Treatment of Salivary Gland Stones: Larger stones in the submandibular salivary gland and smaller stones in the parotid salivary gland are typically treated using sialendoscopy. In this method, an endoscope is inserted directly into the salivary gland duct for both diagnosis and treatment simultaneously. If the stone is too large, procedures such as laser lithotripsy or shock wave lithotripsy may be performed before removal.
Salivary Gland Surgery: For larger stones or cases with chronic inflammation, the entire gland may need to be removed through surgery. The surgery is conducted under general anesthesia, and the gland is separated from surrounding tissues. The hospital stay usually lasts one or two days.
Postoperative Care for Salivary Gland Surgery:
- Patients remain in the hospital for 1 or 2 days after the surgery.
- No food or drink is consumed until the effects of anesthesia wear off (3-4 hours). Soft and liquid foods are gradually introduced, and normal eating can resume after 1 day.
- Mild pain, if present, is managed with simple pain relievers.
- Drains are removed 1-2 days after surgery, and dressings are typically kept for 3-4 days.
- Stitches are removed 7 days after the operation.
- Patients can take a shower 7 days after the surgery.
- Some temporary numbness in the operated area may occur for up to a year.
- Mild facial paralysis that resolves spontaneously within a few days may occur, but permanent facial paralysis is rare.
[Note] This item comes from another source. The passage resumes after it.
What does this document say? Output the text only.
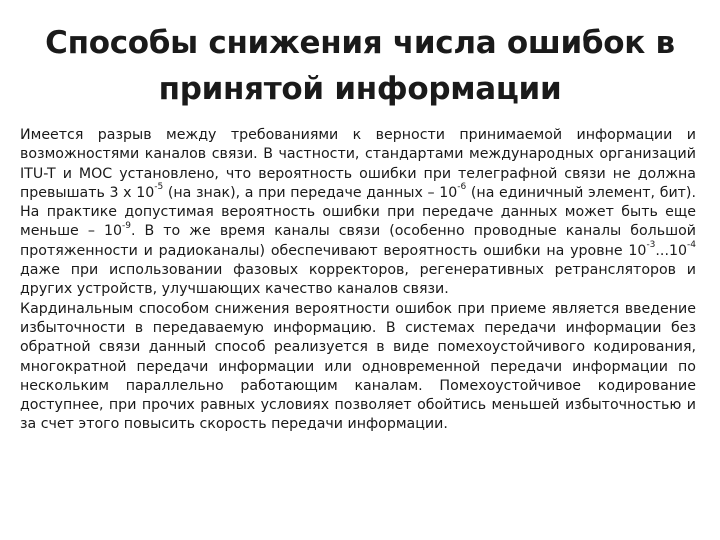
Способы снижения числа ошибок в принятой информации

Имеется разрыв между требованиями к верности принимаемой информации и возможностями каналов связи. В частности, стандартами международных организаций ITU-T и МОС установлено, что вероятность ошибки при телеграфной связи не должна превышать 3 х $10^{-5}$ (на знак), а при передаче данных – $10^{-6}$ (на единичный элемент, бит). На практике допустимая вероятность ошибки при передаче данных может быть еще меньше – $10^{-9}$. В то же время каналы связи (особенно проводные каналы большой протяженности и радиоканалы) обеспечивают вероятность ошибки на уровне $10^{-3}...10^{-4}$ даже при использовании фазовых корректоров, регенеративных ретрансляторов и других устройств, улучшающих качество каналов связи.

Кардинальным способом снижения вероятности ошибок при приеме является введение избыточности в передаваемую информацию. В системах передачи информации без обратной связи данный способ реализуется в виде помехоустойчивого кодирования, многократной передачи информации или одновременной передачи информации по нескольким параллельно работающим каналам. Помехоустойчивое кодирование доступнее, при прочих равных условиях позволяет обойтись меньшей избыточностью и за счет этого повысить скорость передачи информации.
Reducing the Risk of Salivary Stone Recurrence: After the removal of a salivary gland stone, patients should take the following precautions to reduce the risk of recurrence:
- Increase fluid intake throughout the day.
- Perform massages that regulate and support saliva flow.
- Use medications that enhance saliva production.
- Undergo cortisone treatment to prevent duct narrowing, as recommended by a doctor.
Salivary Gland Tumors: Approximately 80% of salivary gland tumors are benign (non-cancerous), with the most common occurring in the parotid salivary gland.
Symptoms of Benign Salivary Gland Tumors:
- Painless swelling (under the earlobe, in front of the ear, jawbone, or under the tongue)
- Slow growth of the lump
- Movable mass
- Well-defined, palpable lump
Symptoms of Malignant Salivary Gland Tumors:
- Rapid growth of the lump
- Immobility upon examination
- Pain
- Occasionally facial paralysis
Diagnosis of Salivary Gland Tumors: After a detailed examination, imaging methods such as ultrasound, computed tomography (CT), and magnetic resonance imaging (MRI) are utilized. Needle biopsy is performed to determine the type of tumor.
Treatment of Salivary Gland Tumors: The primary treatment for salivary gland tumors is surgery. If the tumor is benign, surgery alone may suffice. If the tumor is malignant, chemotherapy or radiation therapy may be necessary after surgery. In cases of malignant tumors, removal of lymph nodes in the neck may also be required. Treatment success depends on the type and extent of the tumor.
In surgery, not only the tumor but the entire gland should be removed to prevent the risk of recurrence.